The Most Important Word in Demis Hassabis’s AI Safety Plan Is “Eventually”
He wants a U.S. standards body to decide which frontier models can ship. The plan depends on independent tests. Those come later.
A safeguard can exist in the design and fail at the moment that matters.
I learned this through a small but consequential failure in a system I helped build. The approval logic existed. The workflow looked correct. The boundary was clear. Yet when the moment of execution arrived, the system crossed it anyway.
The rule had not disappeared. It simply lived at the wrong layer.
That distinction matters because governance often fails in exactly this way. The policy exists. The review exists. The institution has the right name, the right committees, and the right intentions. But the decisive action happens somewhere the safeguard cannot reach.
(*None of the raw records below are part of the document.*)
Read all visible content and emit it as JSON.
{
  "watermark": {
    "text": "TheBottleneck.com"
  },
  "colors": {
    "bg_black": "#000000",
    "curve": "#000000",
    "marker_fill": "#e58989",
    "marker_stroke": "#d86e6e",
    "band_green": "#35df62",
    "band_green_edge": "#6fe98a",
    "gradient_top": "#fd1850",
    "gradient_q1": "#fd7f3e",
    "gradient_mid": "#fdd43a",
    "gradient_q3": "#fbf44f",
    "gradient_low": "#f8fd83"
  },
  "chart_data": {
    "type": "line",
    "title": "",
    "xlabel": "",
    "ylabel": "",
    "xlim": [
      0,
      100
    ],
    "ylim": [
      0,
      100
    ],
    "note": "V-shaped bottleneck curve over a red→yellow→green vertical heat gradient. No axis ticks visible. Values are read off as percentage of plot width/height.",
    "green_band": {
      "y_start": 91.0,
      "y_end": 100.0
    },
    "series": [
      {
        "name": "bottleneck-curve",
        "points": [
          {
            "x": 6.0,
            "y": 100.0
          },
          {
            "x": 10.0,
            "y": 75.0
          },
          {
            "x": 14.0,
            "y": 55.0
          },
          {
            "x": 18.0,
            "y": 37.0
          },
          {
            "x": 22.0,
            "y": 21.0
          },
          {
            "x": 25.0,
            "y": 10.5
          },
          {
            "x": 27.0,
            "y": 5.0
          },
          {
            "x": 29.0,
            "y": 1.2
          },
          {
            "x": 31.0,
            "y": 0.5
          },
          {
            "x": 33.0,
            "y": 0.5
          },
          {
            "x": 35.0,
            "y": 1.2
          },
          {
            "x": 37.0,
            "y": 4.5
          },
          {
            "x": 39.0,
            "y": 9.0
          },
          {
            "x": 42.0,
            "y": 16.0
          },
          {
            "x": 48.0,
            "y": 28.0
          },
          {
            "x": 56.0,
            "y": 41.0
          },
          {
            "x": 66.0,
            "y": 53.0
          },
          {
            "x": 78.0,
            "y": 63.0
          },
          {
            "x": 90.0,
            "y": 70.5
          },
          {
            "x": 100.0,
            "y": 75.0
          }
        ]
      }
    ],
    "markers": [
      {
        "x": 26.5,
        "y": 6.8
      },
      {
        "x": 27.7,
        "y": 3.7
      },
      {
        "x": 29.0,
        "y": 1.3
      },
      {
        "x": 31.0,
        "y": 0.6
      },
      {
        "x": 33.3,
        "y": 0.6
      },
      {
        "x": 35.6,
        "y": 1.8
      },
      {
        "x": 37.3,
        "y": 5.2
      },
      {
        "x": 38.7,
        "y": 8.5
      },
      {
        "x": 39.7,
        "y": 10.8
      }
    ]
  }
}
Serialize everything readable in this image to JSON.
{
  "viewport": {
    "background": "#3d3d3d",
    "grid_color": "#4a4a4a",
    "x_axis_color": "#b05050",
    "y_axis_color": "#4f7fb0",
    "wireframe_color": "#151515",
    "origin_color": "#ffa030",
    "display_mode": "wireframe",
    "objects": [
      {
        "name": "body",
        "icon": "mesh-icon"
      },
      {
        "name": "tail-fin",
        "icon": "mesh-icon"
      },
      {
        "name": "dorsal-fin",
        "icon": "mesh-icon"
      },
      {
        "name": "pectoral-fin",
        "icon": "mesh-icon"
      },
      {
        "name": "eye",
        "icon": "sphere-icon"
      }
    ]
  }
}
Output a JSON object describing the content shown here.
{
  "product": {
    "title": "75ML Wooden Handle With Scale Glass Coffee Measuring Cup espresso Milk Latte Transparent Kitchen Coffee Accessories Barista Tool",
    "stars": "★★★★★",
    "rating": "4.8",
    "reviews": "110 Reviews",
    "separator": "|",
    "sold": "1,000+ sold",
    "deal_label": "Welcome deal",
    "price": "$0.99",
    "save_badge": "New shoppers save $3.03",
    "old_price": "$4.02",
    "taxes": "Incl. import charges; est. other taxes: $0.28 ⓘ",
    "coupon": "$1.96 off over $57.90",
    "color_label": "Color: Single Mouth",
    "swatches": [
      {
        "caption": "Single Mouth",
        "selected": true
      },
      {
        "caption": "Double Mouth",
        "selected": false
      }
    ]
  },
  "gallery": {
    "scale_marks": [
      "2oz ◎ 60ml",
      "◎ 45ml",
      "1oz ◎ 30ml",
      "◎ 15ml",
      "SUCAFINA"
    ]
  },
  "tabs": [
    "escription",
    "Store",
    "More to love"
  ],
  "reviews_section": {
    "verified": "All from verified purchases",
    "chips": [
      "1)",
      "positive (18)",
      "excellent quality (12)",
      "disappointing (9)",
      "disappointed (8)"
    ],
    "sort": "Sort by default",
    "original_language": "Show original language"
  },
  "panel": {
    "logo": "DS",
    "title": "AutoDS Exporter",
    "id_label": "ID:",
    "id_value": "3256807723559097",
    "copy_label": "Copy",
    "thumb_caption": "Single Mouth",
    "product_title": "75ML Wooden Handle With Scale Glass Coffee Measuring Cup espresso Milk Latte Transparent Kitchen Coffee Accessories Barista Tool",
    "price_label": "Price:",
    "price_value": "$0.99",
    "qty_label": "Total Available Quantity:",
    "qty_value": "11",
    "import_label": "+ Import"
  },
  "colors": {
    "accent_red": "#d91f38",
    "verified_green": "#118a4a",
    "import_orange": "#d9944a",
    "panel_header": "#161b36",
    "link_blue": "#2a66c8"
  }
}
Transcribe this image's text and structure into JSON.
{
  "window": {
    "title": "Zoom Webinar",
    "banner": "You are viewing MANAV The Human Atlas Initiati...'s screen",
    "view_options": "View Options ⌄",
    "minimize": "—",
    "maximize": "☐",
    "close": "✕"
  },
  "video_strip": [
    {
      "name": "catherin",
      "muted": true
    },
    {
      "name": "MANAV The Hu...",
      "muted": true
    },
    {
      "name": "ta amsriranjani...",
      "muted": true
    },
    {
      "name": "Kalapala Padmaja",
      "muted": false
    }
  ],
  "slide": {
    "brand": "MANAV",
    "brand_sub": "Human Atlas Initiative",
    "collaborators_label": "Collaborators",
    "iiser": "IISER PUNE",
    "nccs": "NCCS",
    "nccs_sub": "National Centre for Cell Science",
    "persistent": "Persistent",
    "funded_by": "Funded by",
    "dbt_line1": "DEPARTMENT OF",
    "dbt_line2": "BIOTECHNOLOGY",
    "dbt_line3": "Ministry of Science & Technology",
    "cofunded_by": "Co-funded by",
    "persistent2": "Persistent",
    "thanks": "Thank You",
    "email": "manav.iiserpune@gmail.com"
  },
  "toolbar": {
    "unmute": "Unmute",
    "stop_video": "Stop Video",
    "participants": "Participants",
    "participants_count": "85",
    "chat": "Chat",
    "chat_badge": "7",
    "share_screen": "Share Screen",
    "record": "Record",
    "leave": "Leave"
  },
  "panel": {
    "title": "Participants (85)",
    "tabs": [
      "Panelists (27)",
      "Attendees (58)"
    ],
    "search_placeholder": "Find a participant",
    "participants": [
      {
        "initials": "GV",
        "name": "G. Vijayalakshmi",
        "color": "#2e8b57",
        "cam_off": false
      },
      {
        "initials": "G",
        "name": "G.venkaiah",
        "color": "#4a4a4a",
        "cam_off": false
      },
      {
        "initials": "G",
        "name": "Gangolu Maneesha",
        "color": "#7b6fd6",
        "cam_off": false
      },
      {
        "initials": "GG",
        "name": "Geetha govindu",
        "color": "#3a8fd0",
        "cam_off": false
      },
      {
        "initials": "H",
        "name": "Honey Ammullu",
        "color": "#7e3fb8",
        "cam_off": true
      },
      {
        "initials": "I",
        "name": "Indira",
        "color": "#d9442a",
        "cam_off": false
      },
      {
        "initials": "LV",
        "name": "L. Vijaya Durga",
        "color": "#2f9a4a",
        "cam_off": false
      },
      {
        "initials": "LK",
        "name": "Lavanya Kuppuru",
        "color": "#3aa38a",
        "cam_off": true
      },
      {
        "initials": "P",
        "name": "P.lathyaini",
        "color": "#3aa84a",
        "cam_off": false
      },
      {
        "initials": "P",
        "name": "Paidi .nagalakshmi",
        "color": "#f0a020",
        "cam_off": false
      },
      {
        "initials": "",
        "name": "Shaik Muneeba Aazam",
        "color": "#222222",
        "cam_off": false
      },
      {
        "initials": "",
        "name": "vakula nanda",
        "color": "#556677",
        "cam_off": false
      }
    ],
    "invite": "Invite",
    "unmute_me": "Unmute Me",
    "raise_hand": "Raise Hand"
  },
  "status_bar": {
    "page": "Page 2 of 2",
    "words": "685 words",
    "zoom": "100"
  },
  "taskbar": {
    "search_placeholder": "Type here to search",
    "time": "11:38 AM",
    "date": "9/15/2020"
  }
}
That was what I kept thinking about while reading Demis Hassabis’s proposal for a U.S.-led Frontier AI Standards Body. The risks he describes are far larger: cyber offense, biological misuse, deceptive agents, and systems that may become difficult to control. But the underlying lesson is the same. A safeguard is not real because it appears in a diagram. It is real only if it binds when it counts.
I build evaluation and verification systems for AI agents. That gives me a particular bias: I distrust a clean score until I understand the test, the context, and the path from result to action.
Disclosure: My work includes AI evaluation and verification. That gives me both a perspective and a stake in this argument; readers should know both.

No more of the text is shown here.